The most productive way to use coverage is not as a scorecard but as a diagnostic tool:

Find untested code paths. Run coverage, look at uncovered lines. Are any of them important? If yes, write tests. If they are boilerplate, leave them.
Identify dead code. Code that is never executed in tests and never executed in production is dead. Remove it.
Evaluate PR quality. A code review tool that shows coverage diff can flag when a PR adds untested logic. This is more useful than an absolute coverage number.
Prevent regression. Use --fail-under in CI to prevent coverage from dropping. Ratchet it up gradually as the team writes more tests.

Key Takeaways

Coverage measures test reach, not test quality. A test without assertions achieves coverage but catches nothing.

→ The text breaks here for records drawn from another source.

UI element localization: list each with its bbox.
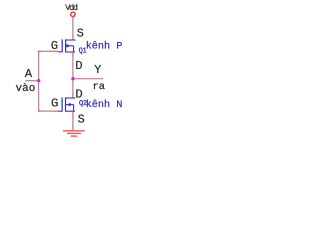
Q2 bulk lead with arrow bbox=[66, 104, 74, 106]
svg-text:vào: vào bbox=[16, 83, 36, 95]
Q1 bulk arrow head (points right: P-channel) bbox=[66, 44, 70, 48]
Q1 bulk lead with arrow bbox=[66, 45, 74, 47]
power terminal Vdd circle bbox=[71, 12, 75, 16]
junction node A bbox=[37, 79, 40, 82]
junction node output bbox=[71, 77, 74, 80]
wire A input stub bbox=[25, 80, 38, 82]
Q1 gate bar bbox=[61, 39, 63, 52]
Q2 source lead (bottom) bbox=[66, 110, 76, 112]
transistor Q1 (PMOS, kênh P) bbox=[58, 39, 76, 52]
svg-text:ra: ra bbox=[93, 81, 106, 93]
svg-text:Vdd: Vdd bbox=[65, 3, 78, 13]
wire input to Q2 gate bbox=[39, 110, 52, 112]
Q2 bulk arrow head (points left: N-channel) bbox=[66, 103, 70, 107]
Q2 bulk-source tie bbox=[73, 105, 75, 112]
svg-text:kênh P: kênh P bbox=[86, 40, 123, 52]
Q2 gate bar bbox=[61, 97, 63, 111]
input bus vertical wire bbox=[38, 51, 40, 112]
svg-text:S: S bbox=[77, 26, 84, 40]
svg-text:D: D bbox=[75, 59, 82, 73]
svg-text:S: S bbox=[78, 112, 85, 126]
wire Vdd to Q1 source bbox=[72, 17, 74, 37]
Q2 channel bar bbox=[65, 97, 67, 111]
wire corner salmon top bbox=[39, 51, 42, 53]
svg-text:kênh N: kênh N bbox=[86, 99, 123, 111]
Q1 drain lead (bottom) bbox=[66, 51, 75, 53]
Q1 channel bar bbox=[65, 39, 67, 52]
Q2 gate lead bbox=[58, 110, 62, 112]
Q1 source lead (top) bbox=[66, 39, 76, 41]
svg-text:A: A bbox=[25, 67, 33, 81]
Q2 drain lead (top) bbox=[66, 97, 76, 99]
wire output branch to Y bbox=[73, 78, 103, 80]
Q1 bulk-drain tie bbox=[73, 46, 75, 53]
transistor Q2 (NMOS, kênh N) bbox=[58, 97, 76, 111]
wire Q2 source to ground bbox=[72, 112, 74, 117]
svg-text:G: G bbox=[51, 96, 58, 110]
ground symbol bbox=[63, 131, 85, 136]
wire corner salmon bottom bbox=[39, 110, 42, 112]
svg-text:Y: Y bbox=[94, 63, 101, 77]
wire Q1 drain to Q2 drain bbox=[72, 53, 74, 57]
Q1 gate lead bbox=[58, 51, 63, 53]
wire input to Q1 gate bbox=[39, 50, 51, 52]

Line coverage is the most common metric, but branch coverage is more thorough. Function coverage is too coarse to be useful alone.

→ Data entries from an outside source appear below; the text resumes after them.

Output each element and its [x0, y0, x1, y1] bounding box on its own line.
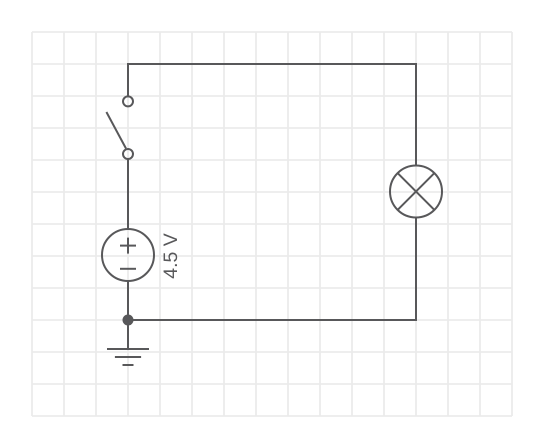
wire: left riser, switch top contact up to top-left corner	[127, 63, 129, 97]
battery minus sign	[120, 268, 136, 270]
lamp (circle with inscribed X)	[390, 166, 442, 218]
battery / voltage source body circle	[102, 229, 154, 281]
wire: right riser lower, lamp down to bottom-right corner	[415, 217, 417, 320]
wire: right riser upper, top-right corner down to lamp	[415, 63, 417, 166]
switch S1 blade (open)	[106, 112, 126, 149]
wire: top side, from (128,64) to (416,64)	[127, 63, 417, 65]
switch S1 bottom contact	[123, 149, 133, 159]
wire: junction node down to ground	[127, 320, 129, 349]
ground symbol	[107, 349, 149, 365]
battery plus sign	[120, 238, 136, 254]
wire: switch bottom contact down to battery	[127, 159, 129, 230]
value label "4.5 V"	[164, 233, 178, 278]
wire: bottom side, junction to bottom-right corner	[128, 319, 417, 321]
wire: battery bottom to junction node	[127, 280, 129, 320]
switch S1 top contact	[123, 96, 133, 106]
junction node dot	[123, 315, 134, 326]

Aim for 70-80% line coverage in most projects. Push higher for financial, security, and public API code. Accept lower for generated code and boilerplate.
80% meaningful coverage beats 100% superficial coverage every time. Focus on assertion quality, not line-touching.
Use cargo-tarpaulin for coverage measurement and cargo-nextest for faster test execution. Combine them in CI.
Treat coverage as a diagnostic tool for finding gaps, not as a target to optimize toward. When coverage becomes a goal, teams game it at the expense of real test quality.